Page MenuHomePhabricator

Assess cleaning up Wikibase code around CirrusSearch sanitizer job
Closed, ResolvedPublic

Description

The sanitizer (or saneitizer) job was disabled during the terms migration; see if we can enable it again, and maybe also improve it / make it more efficient as outlined in T239931 (try unsetting the 'generate-html' flag).

Event Timeline

Claiming the task since I started looking into it.

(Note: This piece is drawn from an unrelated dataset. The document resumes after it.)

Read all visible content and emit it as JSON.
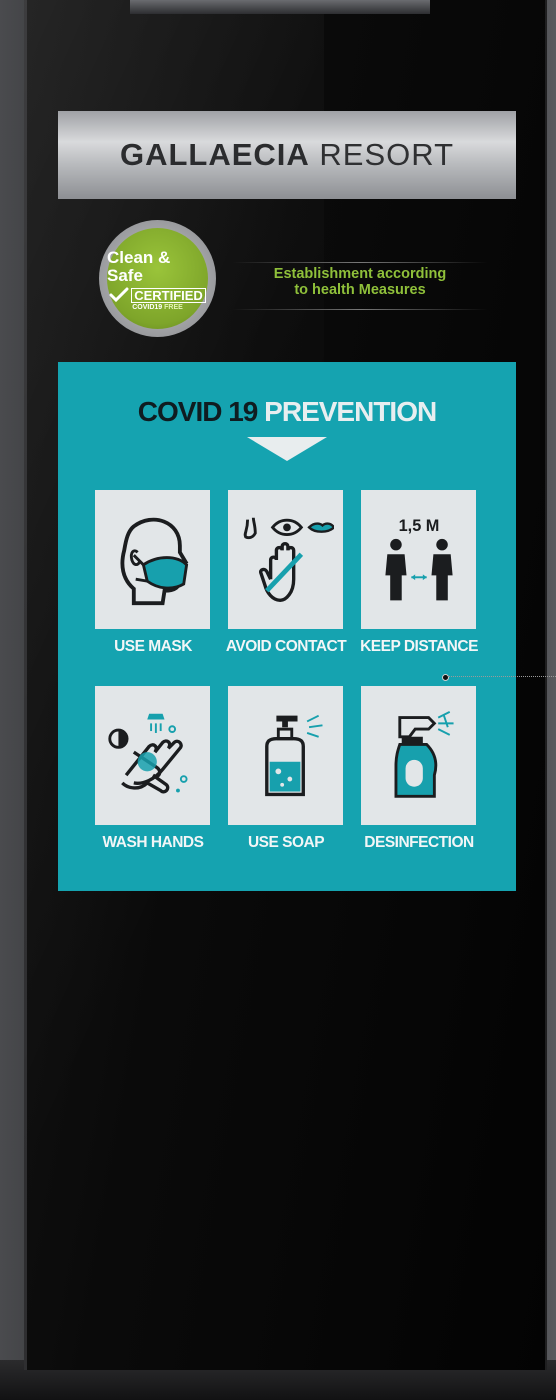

Change 632751 had a related patch set uploaded (by Lucas Werkmeister (WMDE); owner: Lucas Werkmeister (WMDE)):
[mediawiki/extensions/Jade@master] Override getParserOutputForIndexing to ensure HTML

https://gerrit.wikimedia.org/r/632751

Change 632752 had a related patch set uploaded (by Lucas Werkmeister (WMDE); owner: Lucas Werkmeister (WMDE)):
[mediawiki/core@master] Don’t generate HTML in getParserOutputForIndexing

https://gerrit.wikimedia.org/r/632752

Change 633170 had a related patch set uploaded (by Lucas Werkmeister (WMDE); owner: Lucas Werkmeister (WMDE)):
[mediawiki/extensions/Wikibase@master] Override EntityHandler::getParserOutputForIndexing

https://gerrit.wikimedia.org/r/633170

Change 632751 abandoned by Lucas Werkmeister (WMDE):
[mediawiki/extensions/Jade@master] Override getParserOutputForIndexing to ensure HTML

Reason:
No longer needed with PS2 of I50f3a530f2, where generating HTML is no longer skipped by default.

https://gerrit.wikimedia.org/r/632751

Change 632752 merged by jenkins-bot:
[mediawiki/core@master] Clarify HTML generation for indexing in ContentHandler

https://gerrit.wikimedia.org/r/632752

Change 633170 merged by jenkins-bot:
[mediawiki/extensions/Wikibase@master] Override EntityHandler::getParserOutputForIndexing

https://gerrit.wikimedia.org/r/633170

This task can be closed. We’ve done the assessment, and will turn the sanitizer back on once the above changes are deployed, using T239931: Reduce the impact of the sanitizer on wikidata to track the progress.